THE TREATMENT DECEMBER 14, 2009
Politico's Carrie Budoff Brown is reporting that the White House is encouraging Senate Majority Leader Harry Reid to cut a deal with Joe Lieberman.
The White House is denying the report, in fairly strong terms: "The White House is not pushing Senator Reid in any direction," spokesman Dan Pfeiffer says. "We are working hand in hand with the Senate Leadership to work through the various issues and pass health reform as soon as possible."
But one of TNR's Capitol Hill sources is saying the same thing that Politico's is. According to the source, the message came directly from Chief of Staff Rahm Emanuel: Lose the Medicare buy-in, reach an accommodation with Lieberman, and pass legislation as soon as possible.
According to Politico, Reid, frustrated with Lieberman's antics, is inclined to wait at least until the Congressional Budget Office delivers its formal cost estimate, most likely in the next two days.
What's really going on here?
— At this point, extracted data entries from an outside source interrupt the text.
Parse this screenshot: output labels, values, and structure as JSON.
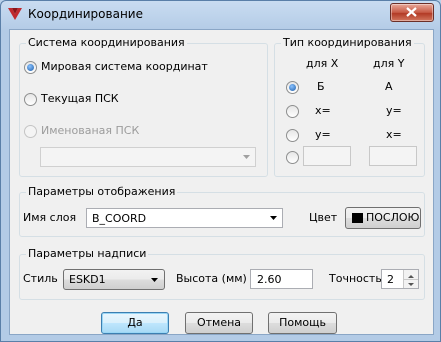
{
  "window": {
    "title": "Координирование",
    "icon": "app-logo-icon",
    "close_icon": "close-icon"
  },
  "coord_system": {
    "title": "Система координирования",
    "options": [
      {
        "label": "Мировая система координат",
        "checked": true,
        "enabled": true
      },
      {
        "label": "Текущая ПСК",
        "checked": false,
        "enabled": true
      },
      {
        "label": "Именованая ПСК",
        "checked": false,
        "enabled": false
      }
    ],
    "ucs_select_value": ""
  },
  "coord_type": {
    "title": "Тип координирования",
    "col_x": "для X",
    "col_y": "для Y",
    "rows": [
      {
        "x": "Б",
        "y": "А",
        "checked": true
      },
      {
        "x": "x=",
        "y": "y=",
        "checked": false
      },
      {
        "x": "y=",
        "y": "x=",
        "checked": false
      },
      {
        "x": "",
        "y": "",
        "checked": false
      }
    ]
  },
  "display": {
    "title": "Параметры отображения",
    "layer_label": "Имя слоя",
    "layer_value": "B_COORD",
    "color_label": "Цвет",
    "color_value": "ПОСЛОЮ",
    "color_swatch": "#000000"
  },
  "label_params": {
    "title": "Параметры надписи",
    "style_label": "Стиль",
    "style_value": "ESKD1",
    "height_label": "Высота (мм)",
    "height_value": "2.60",
    "precision_label": "Точность",
    "precision_value": "2"
  },
  "buttons": {
    "ok": "Да",
    "cancel": "Отмена",
    "help": "Помощь"
  }
}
Who knows.
But many disillusioned liberals have come to the conclusion the president doesn't care as much about the public option as they do. And that seems to be the case, regardless of this report's veracity.
While Obama has consistently supported the idea in principle, at times touting it when he could easily have buried it, he's also made clear that he doesn't see it as the centerpiece of reform. It has not, by any reckoning, been a major focus of his administration's lobbying of Capitol Hill.
Still, it's not clear that more presidential pressure would have brought us to a different place politically. As several of my friends and colleagues have pointed out today, Lieberman's opposition to the public option seems to reflect a determination to oppose--and, if at all possible, destroy--whatever elements of reform liberals hold most dear. Meanwhile, three other potential supporters--Susan Collins, Ben Nelson, and Olympia Snowe--have their own problems with the Medicare buy-in and, more generally, the public option. This is despite polls showing the voters in states for three of the members support the public option and do so strongl.
The threat of a filibuster means it takes 60 votes to pass legislation. Without two of Collins, Lieberman, Nelson, and Snowe, Reid simply can't get to 60.
Why not try to pass reform, or just the public option, through the reconciliation process, in which a minority of senators don't have the power to block a vote? Why not reach out to Collins, Nelson, and Snowe, somehow accommodate two of them, and then tell Lieberman where he can stick his filibuster? Those are perfectly reasonable questions.
But don't underestimate the impact time may be having on strategic calculus at the White House. Negotiating a new deal would mean adding days, at least, to the process. Every extra day the health care debate continues is an day spent wrangling with the Liebermans of the world, rather than talking about, say, jobs. That's probably not good for health care reform or the administration's broader agenda.